1. The three applicants before me have been convicted of an offence under Section 215, I.P.C. It appears that on the night of the 23rd and 24th April the complainant Hari Ram lost two of his bullocks and therefore on 21th April 1930, he informed the police in the following terms:

On Wednesday in the evening my four oxen wore fed and then tied to pegs. When everybody was asleep two of them began to fight with one another and broke the tying strings and strayed away.
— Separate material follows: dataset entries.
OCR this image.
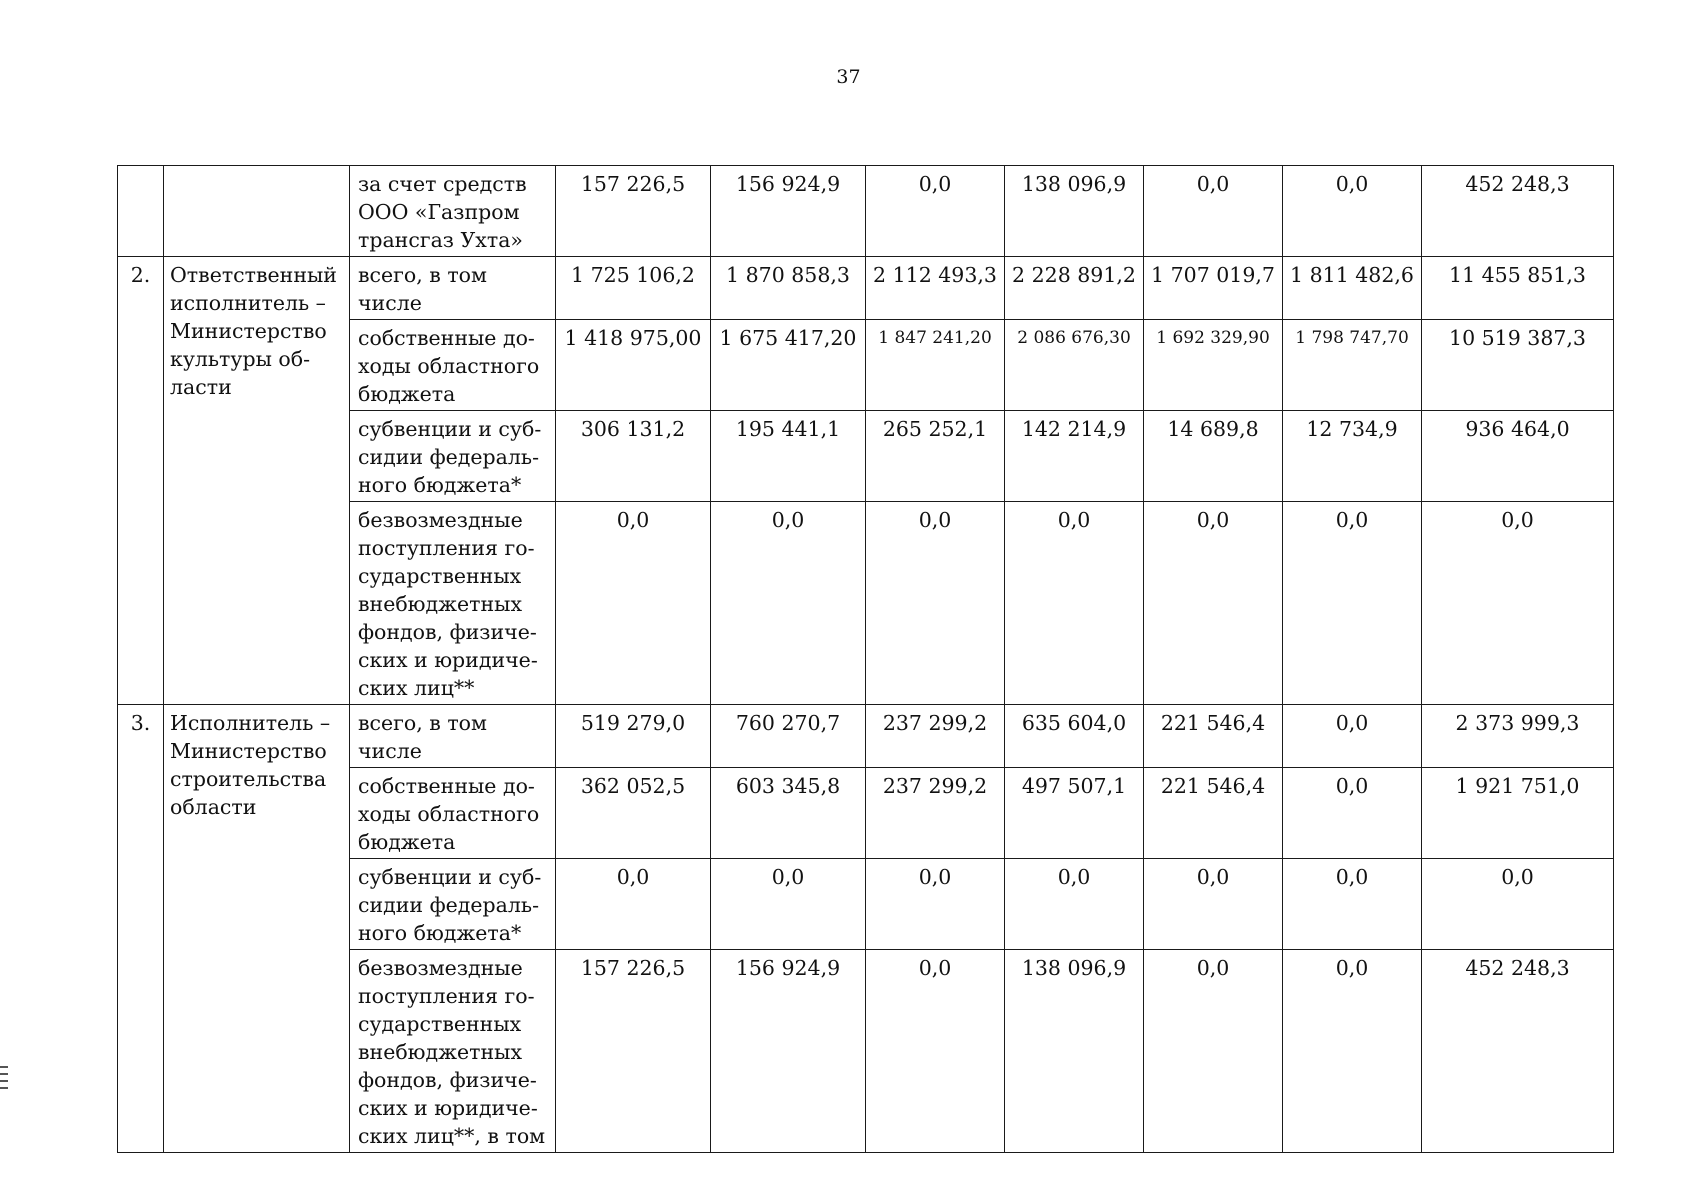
37
		за счет средств ООО «Газпром трансгаз Ухта»	157 226,5	156 924,9	0,0	138 096,9	0,0	0,0	452 248,3
2.	Ответственный исполнитель – Министерство культуры области	всего, в том числе	1 725 106,2	1 870 858,3	2 112 493,3	2 228 891,2	1 707 019,7	1 811 482,6	11 455 851,3
		собственные доходы областного бюджета	1 418 975,00	1 675 417,20	1 847 241,20	2 086 676,30	1 692 329,90	1 798 747,70	10 519 387,3
		субвенции и субсидии федерального бюджета*	306 131,2	195 441,1	265 252,1	142 214,9	14 689,8	12 734,9	936 464,0
		безвозмездные поступления государственных внебюджетных фондов, физических и юридических лиц**	0,0	0,0	0,0	0,0	0,0	0,0	0,0
3.	Исполнитель – Министерство строительства области	всего, в том числе	519 279,0	760 270,7	237 299,2	635 604,0	221 546,4	0,0	2 373 999,3
		собственные доходы областного бюджета	362 052,5	603 345,8	237 299,2	497 507,1	221 546,4	0,0	1 921 751,0
		субвенции и субсидии федерального бюджета*	0,0	0,0	0,0	0,0	0,0	0,0	0,0
		безвозмездные поступления государственных внебюджетных фондов, физических и юридических лиц**, в том	157 226,5	156 924,9	0,0	138 096,9	0,0	0,0	452 248,3
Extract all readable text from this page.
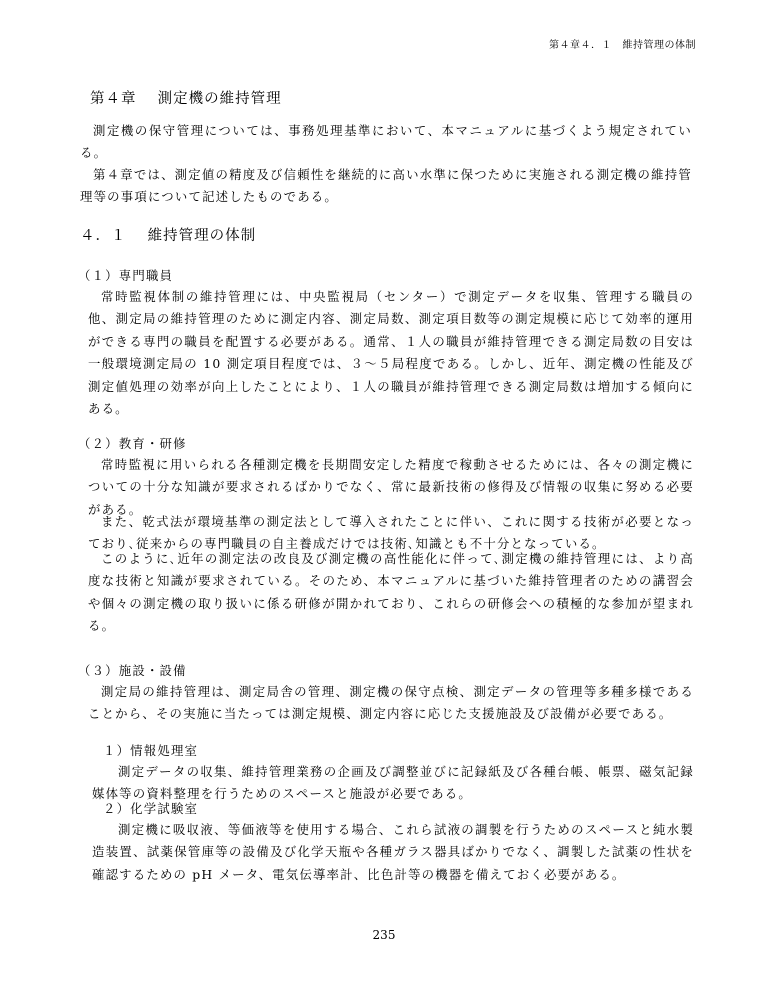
第４章４．１　維持管理の体制
第４章　 測定機の維持管理

測定機の保守管理については、事務処理基準において、本マニュアルに基づくよう規定されている。

第４章では、測定値の精度及び信頼性を継続的に高い水準に保つために実施される測定機の維持管理等の事項について記述したものである。

４．１　 維持管理の体制
（１）専門職員

常時監視体制の維持管理には、中央監視局（センター）で測定データを収集、管理する職員の他、測定局の維持管理のために測定内容、測定局数、測定項目数等の測定規模に応じて効率的運用ができる専門の職員を配置する必要がある。通常、１人の職員が維持管理できる測定局数の目安は一般環境測定局の 10 測定項目程度では、３～５局程度である。しかし、近年、測定機の性能及び測定値処理の効率が向上したことにより、１人の職員が維持管理できる測定局数は増加する傾向にある。

（２）教育・研修

常時監視に用いられる各種測定機を長期間安定した精度で稼動させるためには、各々の測定機についての十分な知識が要求されるばかりでなく、常に最新技術の修得及び情報の収集に努める必要がある。

また、乾式法が環境基準の測定法として導入されたことに伴い、これに関する技術が必要となっており､従来からの専門職員の自主養成だけでは技術､知識とも不十分となっている。

このように､近年の測定法の改良及び測定機の高性能化に伴って､測定機の維持管理には、より高度な技術と知識が要求されている。そのため、本マニュアルに基づいた維持管理者のための講習会や個々の測定機の取り扱いに係る研修が開かれており、これらの研修会への積極的な参加が望まれる。

（３）施設・設備

測定局の維持管理は、測定局舎の管理、測定機の保守点検、測定データの管理等多種多様であることから、その実施に当たっては測定規模、測定内容に応じた支援施設及び設備が必要である。

１）情報処理室

測定データの収集、維持管理業務の企画及び調整並びに記録紙及び各種台帳、帳票、磁気記録媒体等の資料整理を行うためのスペースと施設が必要である。

２）化学試験室

測定機に吸収液、等価液等を使用する場合、これら試液の調製を行うためのスペースと純水製造装置、試薬保管庫等の設備及び化学天瓶や各種ガラス器具ばかりでなく、調製した試薬の性状を確認するための pH メータ、電気伝導率計、比色計等の機器を備えておく必要がある。

235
2. It is clear therefore that when the bullocks were lost to the complainant, they were lost not by reason of the com-mission of any offence but by sheer accident. About six days later, on the 1st May there was a transaction between the complainant and the accused by which the accused took Rs. 50 and restored the bullocks to the complainant. I must accept the finding of the Court below that the money was demanded and received by the accused, but that alone is not sufficient to bring the conduct of :the accused within the purview of Section 215, 'I. P. C, On behalf of the applicants the case of In re Hemraj v. Emperor [1910] 11 Cr.L.J. 295 and the case of Emperor v. Mangu : AIR1928All22 has been cited. The Assistant Government Advocate has cited the case of Emperor v. Mukhtara A.I.R. 1924 All. 783. This last case is distinguishable because in that case there was a finding that the bullocks had been stolen. In the case before me there is no evidence that the bullocks were stolon. Indeed the first information report would go to show that the bullocks had simply strayed away and it is not fair to presume that later on somebody finding the bullocks committed an act of criminal misappropriation in the absence of any evidence on that point. There is also no evidence and no finding in this case that the accused know the offender, and therefore it is obvious that he cannot be said to have failed in his efforts to cause the offender to be apprehended and convicted of an offence which |he might have committed. Where the accused merely undertakes to endeavour to trace out and restore the lost property on payment of some remuneration then upon this circumstance alone the accused cannot be said to be guilty of an offence under Section 215, I. P. C , unless over and above that the prosecution proves that the property has been lost by the commission of an offence and that the accused is endeavouring to screen the offender from justice and is not using all means in his power to cause the offender to be apprehended and convicted of the offence which he has committed. I am therefore of the opinion that the conviction of the applicants is illegal.

3. I therefore set aside the conviction and sentence and direct that the fine or any portion of it if paid be refunded. The bail bonds should be discharged.